Saxaul is a traditional Turkmen firewood. It was heavily harvested in some provinces in Turkmenistan as it was used for fuel to fight the 2008 Central Asia energy crisis. In the Gobi desert, the saxaul is often the only kind of tree found. It used to be, and in some place still is, the only kind of wood that nomads can use for heating and cooking.

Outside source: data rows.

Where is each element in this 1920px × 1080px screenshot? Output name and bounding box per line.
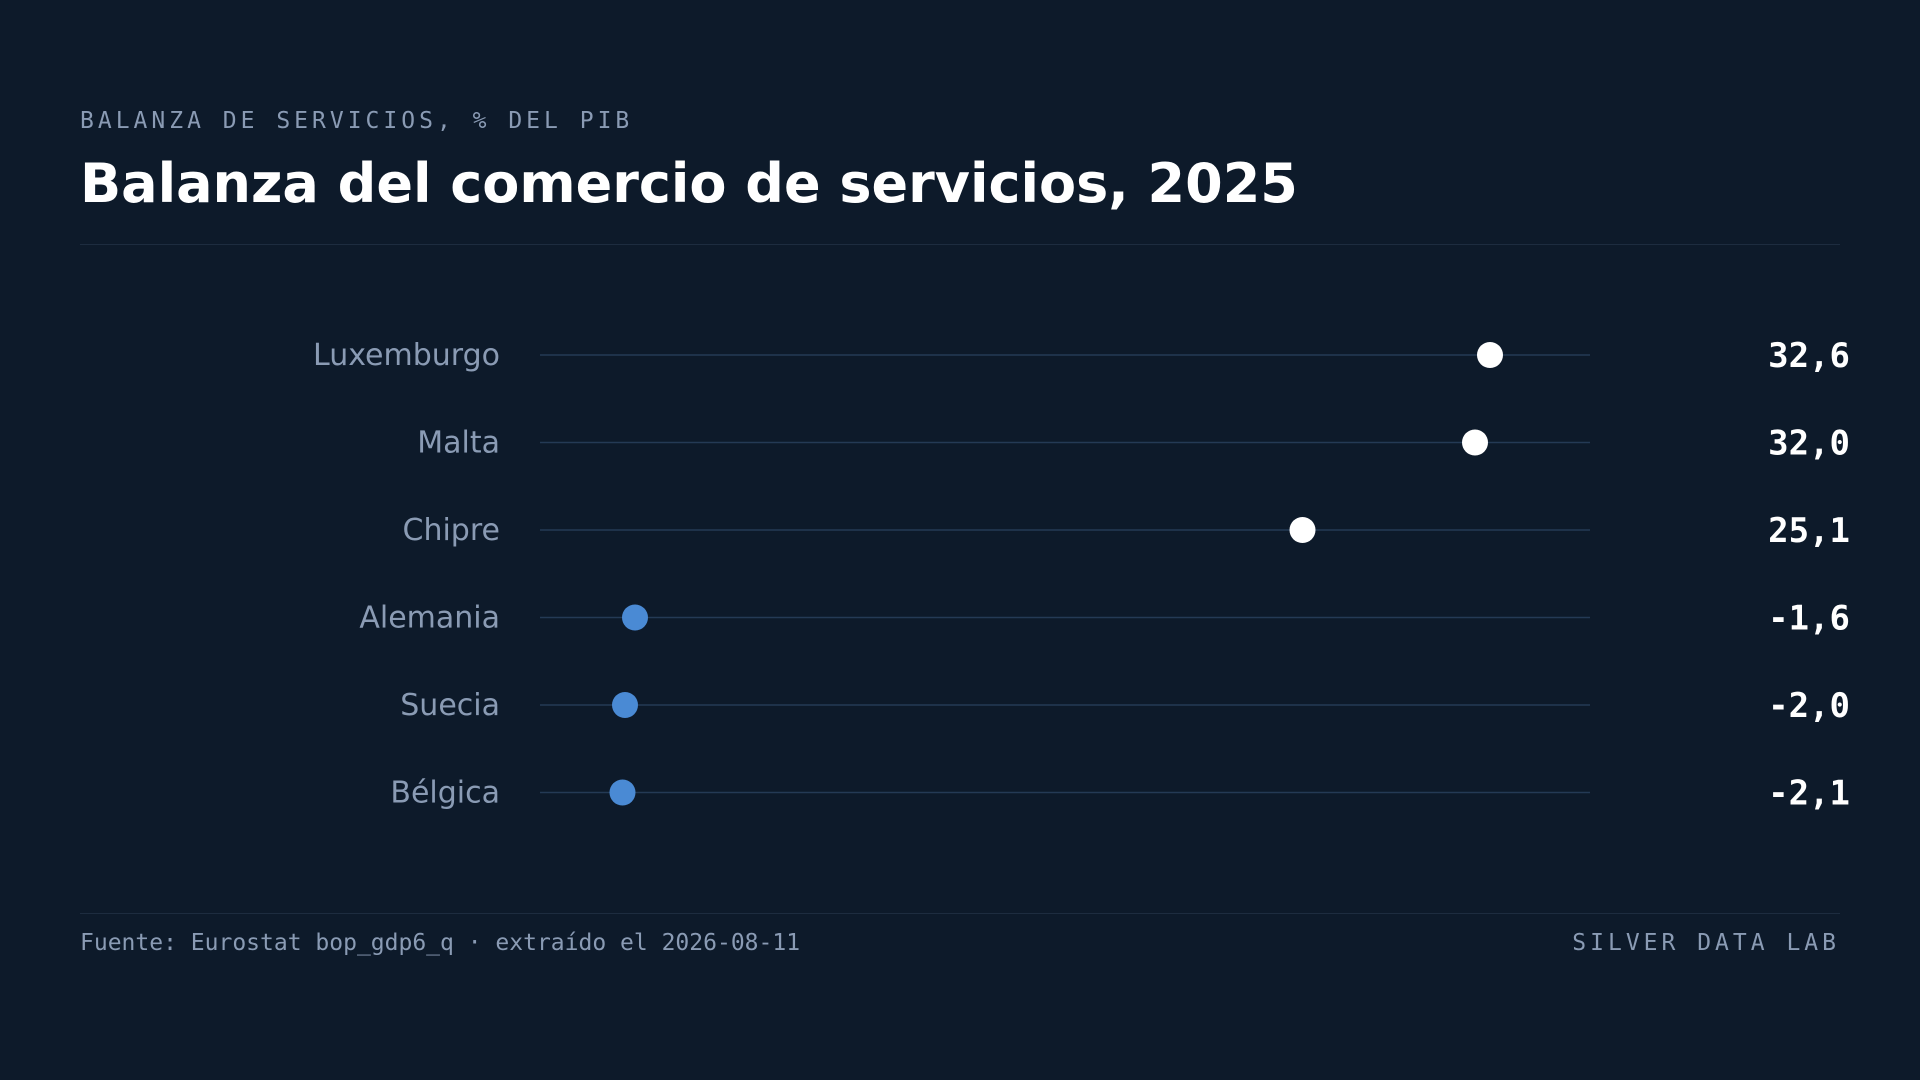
data-point bbox=[622, 604, 648, 631]
data-point bbox=[1462, 429, 1488, 456]
value-label: 25,1 bbox=[1768, 511, 1850, 551]
data-point bbox=[612, 692, 638, 718]
value-label: -2,0 bbox=[1768, 686, 1850, 726]
category-label: Malta bbox=[417, 426, 500, 461]
brand-label: SILVER DATA LAB bbox=[1572, 930, 1840, 956]
category-label: Alemania bbox=[359, 601, 500, 636]
value-label: 32,6 bbox=[1768, 336, 1850, 376]
value-label: -2,1 bbox=[1768, 774, 1850, 814]
category-label: Chipre bbox=[403, 513, 500, 548]
chart-kicker: BALANZA DE SERVICIOS, % DEL PIB bbox=[80, 108, 634, 134]
data-point bbox=[1477, 342, 1503, 368]
chart-title: Balanza del comercio de servicios, 2025 bbox=[80, 152, 1298, 215]
category-label: Luxemburgo bbox=[313, 338, 500, 373]
data-point bbox=[609, 779, 636, 806]
data-point bbox=[1289, 517, 1316, 543]
source-note: Fuente: Eurostat bop_gdp6_q · extraído e… bbox=[80, 930, 801, 956]
category-label: Bélgica bbox=[390, 776, 500, 811]
value-label: -1,6 bbox=[1768, 599, 1850, 639]
value-label: 32,0 bbox=[1768, 424, 1850, 464]
footer-divider bbox=[80, 913, 1840, 914]
category-label: Suecia bbox=[400, 688, 500, 723]
header-divider bbox=[80, 244, 1840, 245]
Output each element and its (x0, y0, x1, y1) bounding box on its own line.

When the Imperial Russian Navy brought the first steamships into the land-locked Aral Sea, the local Governor-General Vasily Alekseevich Perovsky ordered the commander of Fort Aralsk to collect an "as large as possible supply" of saxaul wood (Anabasis saxaul, in the source) for use by the new steamships on their maiden navigation of 1851. Unfortunately for the Russian naval budget (but probably quite fortunately for the saxaul itself), saxaul wood turned out to be not particularly suitable for steamships, as the hard and resinous wood was difficult to cut, and knotty and crooked saxaul logs could not be stored space-efficiently in the ships' holds. Therefore, starting from 1852, the Aral Flotilla switched to coal as its main fuel, despite the remarkable costs of shipping it by caravan from Orenburg.

The Uzbek government has also planted the trees in the Aralkum Desert to help prevent the spread of toxic salts left behind when the Aral Sea dried up, which have caused numerous health problems for people living on the perimeter of the desert.